In my view, effective traffic planning is largely achieved by restricting just one group: Cars. What is most needed is restrictions on car purchase and taxing their usage. This automatically leaves breathing space for all other road users. […]
Regulating road construction for different traffic is secondary. Netherlands has gone very far in special-purpose building for bicycles. It is far more straightforward to just tax cars, if you are really into environmentalism and safety etc.
With that strategic element omitted, you're simply describing exactly what the Netherlands (and to a reasonable extent also Belgium) does.
But cars will always need more space than bikes, different routes, etc. If you build for everyone, you build for cars. Period.
This is in fact how it used to work in USSR. Getting a car was bureaucratically a very difficult, arduous and long project. As a result, even though roads were built for cars one might say, the cars on the roads were so sparse that pedestrians could walk anywhere. Something similar is in place in Japan: Before you can buy a car, you need to prove that you have a parking spot for it, and tax brackets are prohibitive for larger vehicles.
However, this shows a clear difference between what we would consider an authoritarian dictatorship and a consensus-based ("democratic") society. When you build what inhabitants want you get this.
So we have:
What the local people want
Many incentives and the very realistic option not to use a car
Some disincentives to use a car
The end result is that almost no one I know owns a car anymore, which 20 years ago they probably would've.
It's not dissimilar to what you say is the Japanese approach, with the difference that it's not a restriction written into law at the time you buy a car. But who would buy a car they couldn't park? If you randomly dumped it somewhere you'd be fined, it would be dragged off and possessed, and you might even lose your driver's license.
This is in fact how it used to work in USSR. Getting a car was bureaucratically a very difficult, arduous and long project. As a result, even though roads were built for cars one might say, the cars on the roads were so sparse that pedestrians could walk anywhere.
Note that this is also how it was in America a hundred years ago and the rich people who could afford cars invented the ludicrous concept of "jaywalking" so they could race around. So I'm hardly convinced that having a few rich and powerful as the only drivers is a good thing. Here in Belgium the rich were also notorious for making the roads unsafe back in those days.

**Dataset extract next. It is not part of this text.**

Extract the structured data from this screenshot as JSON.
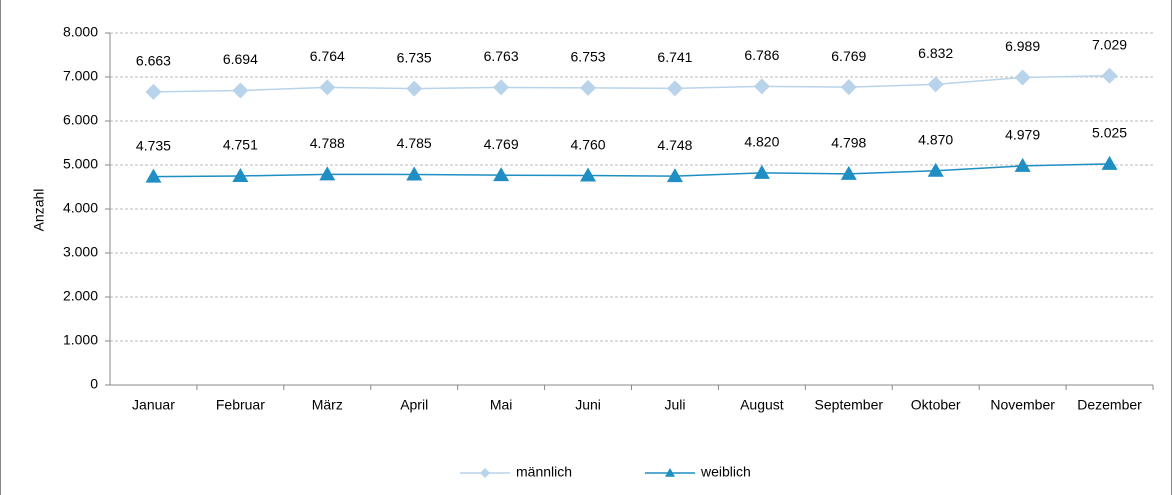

1 Incidentally the new neighborhood right next to me in Antwerp is somewhat similar in many ways, although it doesn't go as far.↵
I don't know about Estonia, but I think you're simply describing how roads work. Unless otherwise specified all roads have a speed limit of 60, and that's basically all roads in the countryside. That'll be lowered to 50 or 30 depending on circumstances (i.e., where it's more built up or otherwise unsafe).
Having a separated cycle path is at the very least pleasant for any speed cars might go over 30, and on busy roads even when cars go 30.
The solution is to slow cars down so that there is just one speed, and even the opposite-direction traffic isn't provided a separate lane on the same road.
That's bog standard traffic calming, like here. If you're correct about railways crossings we just prefer people to cross railways as quickly as possible, but note that in more built up areas crossings will often look more like this.